I’ve been a church-going girl all of my life, literally since I was born. Being a Christian has been one of the primary ways I identify myself, and a big part of that is attending church. My weakest moments only meant that I would attend more – every time the doors were open, if I could.
Entering my mid-thirties, however, I began to entertain for the first time the idea that maybe I’d just rather stay home. Millions of twenty-somethings are doing it; that would make me a trend-setter, right? I was tired, disappointed, busy, and just burnt out. And, I hate to admit this, but the age-old excuse was right: It actually is full of hypocrites.

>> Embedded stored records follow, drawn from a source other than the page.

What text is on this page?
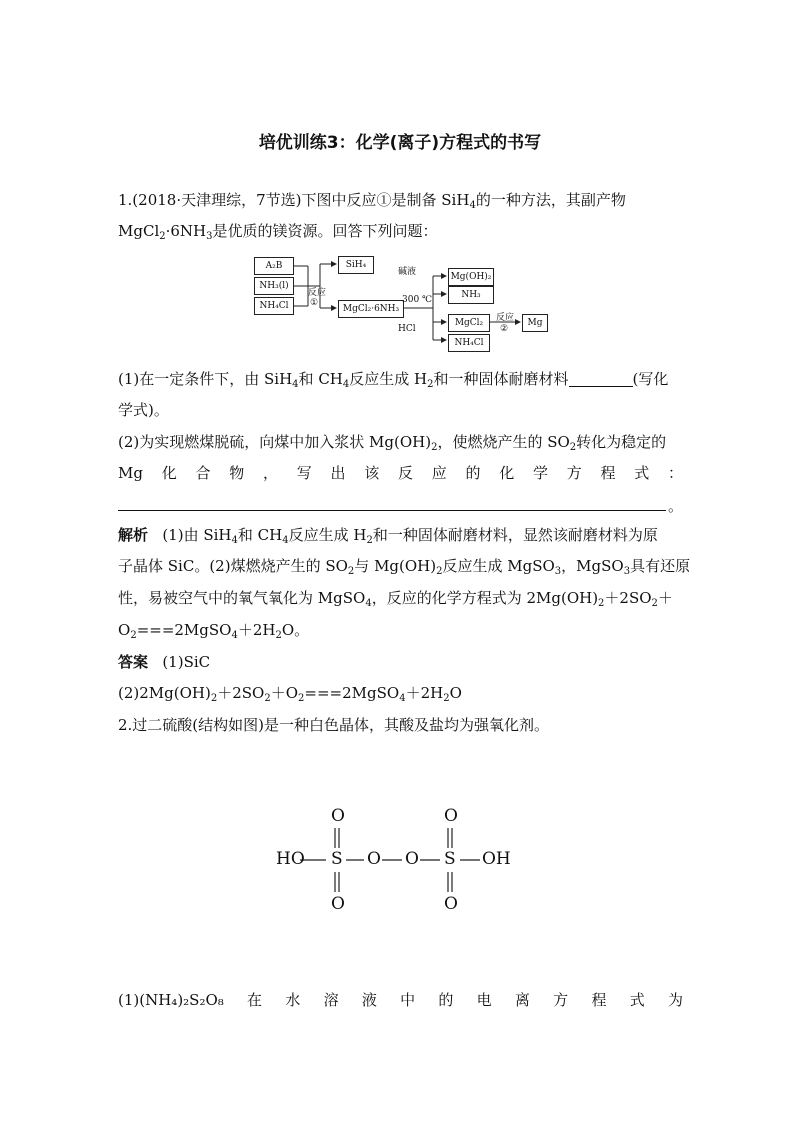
培优训练3：化学(离子)方程式的书写
1.(2018·天津理综，7节选)下图中反应①是制备 SiH$_4$的一种方法，其副产物
$MgCl_2\cdot 6NH_3$是优质的镁资源。回答下列问题：
A₂B
NH₃(l)
NH₄Cl
反应
①
SiH₄
MgCl₂·6NH₃
碱液
300 ℃
HCl
Mg(OH)₂
NH₃
MgCl₂
NH₄Cl
反应
②
Mg
(1)在一定条件下，由 SiH$_4$和 $CH_4$反应生成 $H_2$和一种固体耐磨材料	(写化
学式)。
(2)为实现燃煤脱硫，向煤中加入浆状 $Mg(OH)_2$，使燃烧产生的 $SO_2$转化为稳定的
Mg 化 合 物 ， 写 出 该 反 应 的 化 学 方 程 式 ：
。
解析 (1)由 SiH$_4$和 $CH_4$反应生成 $H_2$和一种固体耐磨材料，显然该耐磨材料为原
子晶体 SiC。(2)煤燃烧产生的 $SO_2$与 $Mg(OH)_2$反应生成 MgSO$_3$，MgSO$_3$具有还原
性，易被空气中的氧气氧化为 MgSO$_4$，反应的化学方程式为 $2Mg(OH)_2+2SO_2+$
$O_2===2MgSO_4+2H_2O$。
答案 (1)SiC
$(2)2Mg(OH)_2+2SO_2+O_2===2MgSO_4+2H_2O$
2.过二硫酸(结构如图)是一种白色晶体，其酸及盐均为强氧化剂。
HO S O O S OH
O
O
O
O
(1)(NH₄)₂S₂O₈ 在 水 溶 液 中 的 电 离 方 程 式 为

Yet something compelled me to stick with it and it wasn’t until Sunday School yesterday that I found the words for why: Going to church is just like going to the gym.
The people I have met at the gym are ALL hypocrites. For one thing, their motives are not pure. They do not want to be there, or if they do, it’s to feed their egos or some other self-serving need. Maybe they’ve come to socialize, to network, to connect with that cute gym bunny who always comes in at 7 a.m. Maybe they are compulsive exercisers who fear going a day without it. Maybe they can’t do it on their own and need the motivating presence and activity of others.
Not only that, but however they look inside the gym, they do not leave those doors and live a perfect life of health in the rest of the world. There is no one who never ever makes a bad health choice, be it eating something off-diet or neglecting their rest or balancing their time management perfectly. Some of us come closer than others, but no one can claim a life of perfect health and choices one hundred percent of the time.
Yet no one would ever condone these observations as a valid reason not to go to the gym.
This holds true for most of the reasons I use and/or hear to rationalize dropping out:
-I don’t fit in / don’t agree / don’t like some of the people there.
-They only want me for my money.
-I don’t have time.
-That’s my only day to sleep in.
-I don’t like the way it’s organized.
-I had a bad experience.
-I don’t need to. I can make it on my own.
Some of these may be valid reasons for eschewing one particular site or group, but not for giving up entirely. It’s a discipline. It’s supposed to be hard.
The hard parts are what make me better.